Rick Warren, best-selling author and founding pastor of Saddleback Church, discussed these and other topics in a wide-ranging conversation with Timothy Shah, associate director of the Religious Freedom Project. Pastor Rick is a leading advocate on issues like poverty, HIV/AIDS, and education, and spoke about faith-based solutions to pressing challenges at home and abroad, and the role of religious freedom in advancing those solutions.
Featuring
Rick Warren
Rick Warren is the founding pastor of Saddleback Church, a non-denominational California megachurch, and is a leading evangelical author of the best-selling book The Purpose Driven Life (2002). Warren has staked out positions and supported programs that address a range of public policy issues, including poverty, education, and HIV/AIDS, both nationally and internationally. During the 2008 presidential election, he hosted candidates Senators Barack Obama and John McCain at a public forum at Saddleback Church; he subsequently gave the invocation at President Obama's inauguration in January 2009. Time and U.S. News & World Report have recognized Warren as one of the most influential Christian leaders in the United States.
Timothy Shah
Timothy Samuel Shah is Associate Director of the Religious
Freedom Project at the Berkley Center For Religion, Peace, and World
Affairs and Visiting Assistant Professor in the Government Department,
Georgetown University.
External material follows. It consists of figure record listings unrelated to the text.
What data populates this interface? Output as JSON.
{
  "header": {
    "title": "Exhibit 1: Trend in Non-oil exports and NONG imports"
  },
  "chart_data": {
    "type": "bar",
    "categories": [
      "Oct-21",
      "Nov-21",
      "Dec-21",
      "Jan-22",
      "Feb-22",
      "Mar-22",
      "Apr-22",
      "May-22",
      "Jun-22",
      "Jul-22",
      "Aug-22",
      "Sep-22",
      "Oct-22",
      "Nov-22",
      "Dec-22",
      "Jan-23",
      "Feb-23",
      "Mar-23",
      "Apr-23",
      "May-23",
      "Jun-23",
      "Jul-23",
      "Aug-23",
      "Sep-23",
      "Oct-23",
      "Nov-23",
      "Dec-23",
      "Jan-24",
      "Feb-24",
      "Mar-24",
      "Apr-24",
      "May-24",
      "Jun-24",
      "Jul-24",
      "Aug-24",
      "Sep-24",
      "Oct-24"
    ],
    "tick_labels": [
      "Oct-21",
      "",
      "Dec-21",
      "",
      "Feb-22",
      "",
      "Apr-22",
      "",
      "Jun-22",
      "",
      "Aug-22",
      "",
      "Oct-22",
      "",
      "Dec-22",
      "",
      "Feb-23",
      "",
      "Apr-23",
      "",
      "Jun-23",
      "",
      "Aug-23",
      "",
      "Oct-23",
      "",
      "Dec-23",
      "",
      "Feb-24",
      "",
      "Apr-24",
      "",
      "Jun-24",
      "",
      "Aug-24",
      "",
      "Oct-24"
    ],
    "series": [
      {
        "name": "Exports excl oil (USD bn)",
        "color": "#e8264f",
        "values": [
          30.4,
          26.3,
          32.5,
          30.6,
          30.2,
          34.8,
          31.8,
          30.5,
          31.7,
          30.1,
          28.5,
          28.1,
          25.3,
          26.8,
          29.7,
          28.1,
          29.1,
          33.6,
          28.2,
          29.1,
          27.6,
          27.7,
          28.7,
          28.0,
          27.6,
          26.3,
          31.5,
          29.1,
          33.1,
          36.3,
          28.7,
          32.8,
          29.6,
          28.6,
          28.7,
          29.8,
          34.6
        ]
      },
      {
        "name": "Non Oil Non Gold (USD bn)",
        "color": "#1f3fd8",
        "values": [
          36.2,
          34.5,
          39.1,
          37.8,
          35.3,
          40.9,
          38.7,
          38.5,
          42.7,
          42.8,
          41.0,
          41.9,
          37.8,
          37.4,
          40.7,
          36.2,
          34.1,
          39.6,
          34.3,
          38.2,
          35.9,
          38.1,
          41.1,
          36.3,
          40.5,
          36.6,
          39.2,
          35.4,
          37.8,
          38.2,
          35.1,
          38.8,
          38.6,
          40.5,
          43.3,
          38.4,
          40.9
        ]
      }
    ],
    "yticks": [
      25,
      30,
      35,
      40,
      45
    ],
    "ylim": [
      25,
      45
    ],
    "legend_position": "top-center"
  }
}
He is a political scientist specializing in the relationship
between religion and political freedom in theory, history, and contemporary
practice. Shah is author, with Monica Duffy Toft and Daniel Philpott, of God’s Century: Resurgent Religion and Global Politics (W.W. Norton, 2011) and is editor of an Oxford University Press series on “Evangelical Christianity and Democracy in the Global South” that has so far generated three volumes. His articles on religion and global politics have appeared in Foreign Affairs,
Foreign Policy, the Journal of Democracy, the Review of Politics, and elsewhere.